In an editorial in The Lancet, Karen C. Johnston, MD, MSc, Harrison Distinguished Professor and chair of neurology at the University of Virginia in Charlottesville, and Valerie Durkalski-Mauldin, PhD, professor of public health sciences at the Medical University of South Carolina in Charleston, suggested that design flaws may have prevented the trial from being successful, but probably would not have altered the outcome.
“Regardless of these limitations, RIGHT-2 has provided high-level evidence that glyceryl trinitrate given within 4 hours of onset does not significantly improve outcome in hyperacute patients presenting with possible stroke,” they wrote.
But they said there is a silver lining in the failed trial. “The trial has added to the existing data that show that future hyperacute treatment trials can successfully offer study treatment in the pre-hospital setting.
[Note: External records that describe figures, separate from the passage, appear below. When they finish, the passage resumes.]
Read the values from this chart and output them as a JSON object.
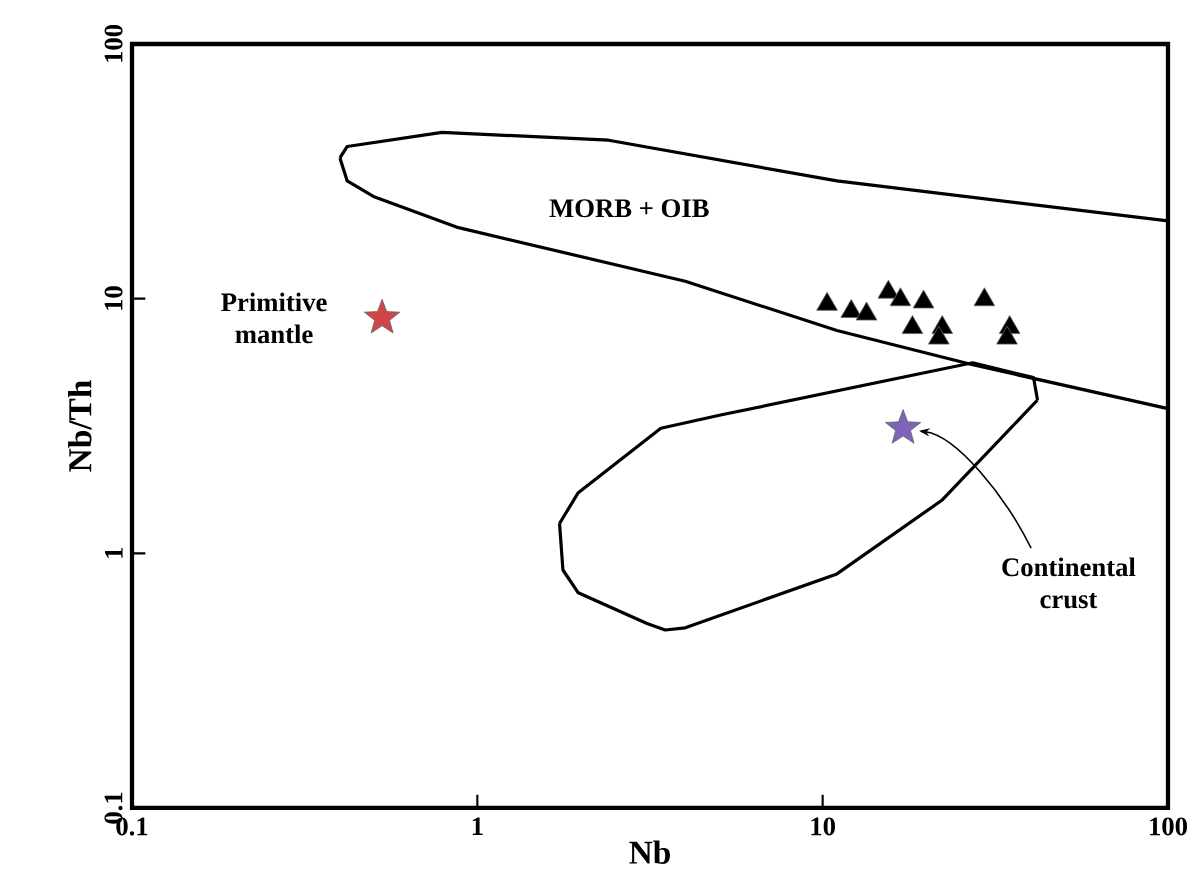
{
  "chart_data": {
    "type": "scatter",
    "xlabel": "Nb",
    "ylabel": "Nb/Th",
    "log": "xy",
    "xlim": [
      0.1,
      100
    ],
    "ylim": [
      0.1,
      100
    ],
    "xticks": [
      0.1,
      1,
      10,
      100
    ],
    "yticks": [
      0.1,
      1,
      10,
      100
    ],
    "series": [
      {
        "marker": "triangle",
        "color": "#000000",
        "x": [
          10.3,
          12.1,
          13.4,
          15.5,
          16.8,
          19.6,
          18.2,
          22.2,
          21.7,
          29.4,
          34.8,
          34.2
        ],
        "values": [
          9.5,
          8.9,
          8.7,
          10.6,
          9.9,
          9.7,
          7.7,
          7.7,
          7.0,
          9.9,
          7.7,
          7.0
        ]
      },
      {
        "marker": "star",
        "name": "Primitive mantle",
        "color": "#d04545",
        "x": [
          0.53
        ],
        "values": [
          8.4
        ]
      },
      {
        "marker": "star",
        "name": "Continental crust",
        "color": "#7f63b8",
        "x": [
          17.1
        ],
        "values": [
          3.1
        ]
      },
      {
        "type": "line",
        "marker": "none",
        "name": "MORB + OIB",
        "color": "#000000",
        "x": [
          0.4,
          0.42,
          0.79,
          2.4,
          11.0,
          100
        ],
        "values": [
          35.7,
          39.6,
          45,
          41.9,
          29,
          20.2
        ]
      },
      {
        "type": "line",
        "marker": "none",
        "color": "#000000",
        "x": [
          0.4,
          0.42,
          0.5,
          0.87,
          4.0,
          11.0,
          27.2,
          100
        ],
        "values": [
          35.7,
          29,
          25.2,
          19.1,
          11.7,
          7.5,
          5.5,
          3.7
        ]
      },
      {
        "type": "line",
        "marker": "none",
        "color": "#000000",
        "x": [
          1.73,
          1.96,
          3.4,
          5.1,
          27.2,
          40.8,
          41.9
        ],
        "values": [
          1.31,
          1.73,
          3.1,
          3.5,
          5.6,
          4.9,
          4.0
        ]
      },
      {
        "type": "line",
        "marker": "none",
        "color": "#000000",
        "x": [
          1.73,
          1.77,
          1.96,
          3.1,
          3.5,
          4.0,
          11.0,
          22.2,
          41.9
        ],
        "values": [
          1.31,
          0.86,
          0.7,
          0.53,
          0.5,
          0.51,
          0.83,
          1.62,
          4.0
        ]
      }
    ]
  }
}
Although the intervention did not improve clinical outcome, pre-hospital treatment with glyceryl trinitrate used 184 ambulance stations in eight ambulances services in England and Wales as the trial sites, and 516 paramedics as the front-line recruiting investigators.”
“This trial is the first in the United Kingdom to our knowledge to show the ability of the emergency medical service teams to successfully enroll in a hyperacute stroke clinical trial in the field. The FAST-MAG [Field Administration of Stroke Therapy-Magnesium] in the USA has previously shown such a model, with the enrollment of 1,700 patients in a phase 3 trial assessing magnesium in acute stroke in the Los Angeles area,” they noted. “Such trials are changing the paradigm of acute stroke research by showing the feasibility of very early treatment initiation within a median of 45 minutes for FAST-MAG and 73 minutes for RIGHT-2.”
Dr. Bath has served as a consultant for and on the advisory board of Platelet Solutions Ltd, Moleac, DiaMedica Therapeutics, Inc, Phagenesis, Nestle, and ReNeuron. Drs. Johnston and Durkalski-Mauldin had no competing interests.